Sie drückte Langdon die Seife in die Hand; dann zerrte sie unter dem Waschbecken den schweren zylindrischen Edelstahlbehälter für die gebrauchten Handtücher hervor. Bevor Langdon Einspruch erheben konnte, hielt Sophie den Behälter wie einen Rammbock vor sich und stürmte auf das Fenster los. Der Boden des Behälters krachte mitten in die Scheibe. Glas splitterte und flog hinaus in die Dunkelheit.

Das ohrenbetäubende Schrillen einer Alarmglocke erklang direkt über ihren Köpfen.

»Geben Sie mir die Seife!«, rief Sophie, die den Lärm kaum zu übertönen vermochte. Langdon drückte ihr den Seifenquader in die Hand.

Sophie spähte zum wartenden Sattelschlepper hinunter, der keine vier Meter vom Gebäude entfernt vor der Ampel stand. Die Plane stellte ein angenehm großes ruhendes Ziel dar. Sophie holte tief Luft und warf das Seifenstück hinaus in die Nacht.

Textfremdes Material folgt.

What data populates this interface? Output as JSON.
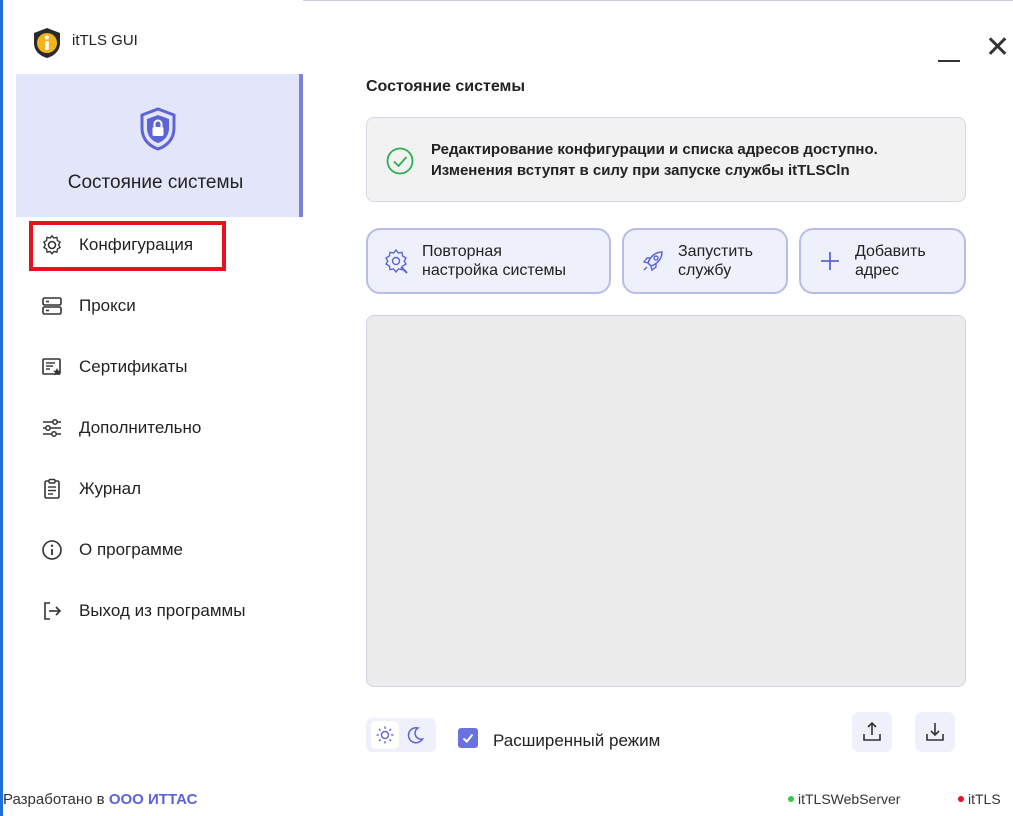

Als die Ampel auf Grün sprang und der LKW anfuhr, glitt das Stück Seife der Neigung folgend über die Plane und bis auf den Grund der Mulde in der Mitte der Ladefläche.

»Herzlichen Glückwunsch«, sagte Sophie und zerrte Langdon zur Tür. »Sie sind soeben aus dem Louvre geflohen!«

Sie hatten sich gerade noch hinter die Stellwände flüchten können, bevor ein von der Anstrengung des schnellen Laufens keuchender Fache auch schon auf der Bildfläche erschien.


Als der Feueralarm endlich verstummte, konnte Langdon die Martinshörner hören, die sich vom Louvre entfernten. Ein Exodus der Polizei. Fache war den Gang hinuntergestürmt und verschwunden. Die Grande Galerie war verlassen.

»Hier kommt nach fünfzig Metern ein Notausgang mit Treppenhaus«, sagte Sophie. »Die Wachposten haben sich verzogen. Lassen Sie uns verschwinden.«

Langdon beschloss, von nun an lieber den Mund zu halten.

Sophie Neveu war eindeutig cleverer als er.